For the fourth calendar quarter, Samsung shipped an estimated 70.4 million handsets to take an 18.7 percent share of the market. The performance was down 5.5 percent year-over-year, but enough to steal the holiday limelight from industry rival Apple.
Apple shipped 68.4 million iPhones during the same period, down 11.5 percent from 77.3 million in the year ago quarter, IDC said. The Cupertino tech giant's marketshare stood at 18.2 percent, down from 19.6 percent in 2017.
IDC's figures are in the ballpark of findings from Strategy Analytics, which on Tuesday estimated Apple to have shipped 65.9 million units during the three months ending in December.
As detailed during Apple's earnings conference call on Tuesday, and previously announced in a rare revenue guidance correction earlier in January, iPhone sales contracted in latter half of 2018 due in large part to an economic slowdown in China. Outlined in the company's earnings report, net sales in the region dropped from $18 billion to $13.17 billion, or a decline of 26.7 percent, on a year-over-year basis.
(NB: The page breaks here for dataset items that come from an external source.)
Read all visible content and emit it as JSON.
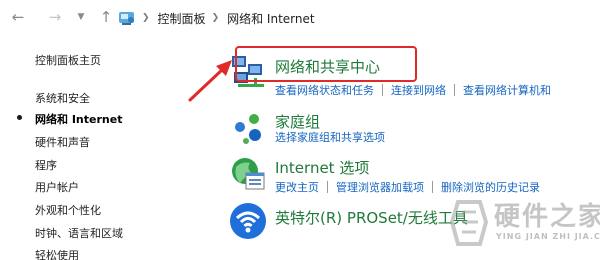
{
  "breadcrumb": {
    "items": [
      "控制面板",
      "网络和 Internet"
    ]
  },
  "sidebar": {
    "home": "控制面板主页",
    "items": [
      {
        "label": "系统和安全",
        "current": false
      },
      {
        "label": "网络和 Internet",
        "current": true
      },
      {
        "label": "硬件和声音",
        "current": false
      },
      {
        "label": "程序",
        "current": false
      },
      {
        "label": "用户帐户",
        "current": false
      },
      {
        "label": "外观和个性化",
        "current": false
      },
      {
        "label": "时钟、语言和区域",
        "current": false
      },
      {
        "label": "轻松使用",
        "current": false
      }
    ]
  },
  "categories": [
    {
      "title": "网络和共享中心",
      "icon": "network-sharing-center-icon",
      "links": [
        "查看网络状态和任务",
        "连接到网络",
        "查看网络计算机和"
      ]
    },
    {
      "title": "家庭组",
      "icon": "homegroup-icon",
      "links": [
        "选择家庭组和共享选项"
      ]
    },
    {
      "title": "Internet 选项",
      "icon": "internet-options-icon",
      "links": [
        "更改主页",
        "管理浏览器加载项",
        "删除浏览的历史记录"
      ]
    },
    {
      "title": "英特尔(R) PROSet/无线工具",
      "icon": "intel-proset-wireless-icon",
      "links": []
    }
  ],
  "annotation": {
    "highlight_color": "#e02a2a"
  },
  "watermark": {
    "text": "硬件之家",
    "subtext": "YING JIAN ZHI JIA.COM"
  },
  "colors": {
    "category_title": "#1f7a3a",
    "link": "#1565c0"
  }
}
As a result of Apple's diminished position in China, the company experienced its first combined revenue and profit decline since iPhone debuted in 2007.
Of the top-five vendors, Huawei saw the biggest gains in the last quarter of 2018, jumping from 42.1 million units shipped in 2017 to 60.5 million units in December. The Chinese company, which was recently hit with criminal charges from the U.S. Department of Justice, managed a 16.1 percent share of the global smartphone market, up from 10.7 percent at the end of 2017.
Rounding out the top five on IDC's list are Oppo and Xiaomi, which shipped a respective 29.2 million and 28.6 million units in quarter four.
Overall, the global smartphone market continued to reel from economic headwinds.
"Globally the smartphone market is a mess right now," said Ryan Reith, vice president of IDC Worldwide Mobile Device Trackers. "Outside of a handful of high-growth markets like India, Indonesia, Korea, and Vietnam, we did not see a lot of positive activity in 2018. We believe several factors are at play here, including lengthening replacement cycles, increasing penetration levels in many large markets, political and economic uncertainty, and growing consumer frustration around continuously rising price points."
In response to sluggish iPhone sales, Apple CEO Tim Cook said the company is rethinking handset pricing in certain international markets. Currently, iPhone prices are based on the U.S. dollar, but that could change as the company looks to bring down out-the-door costs in a bid to goose sales.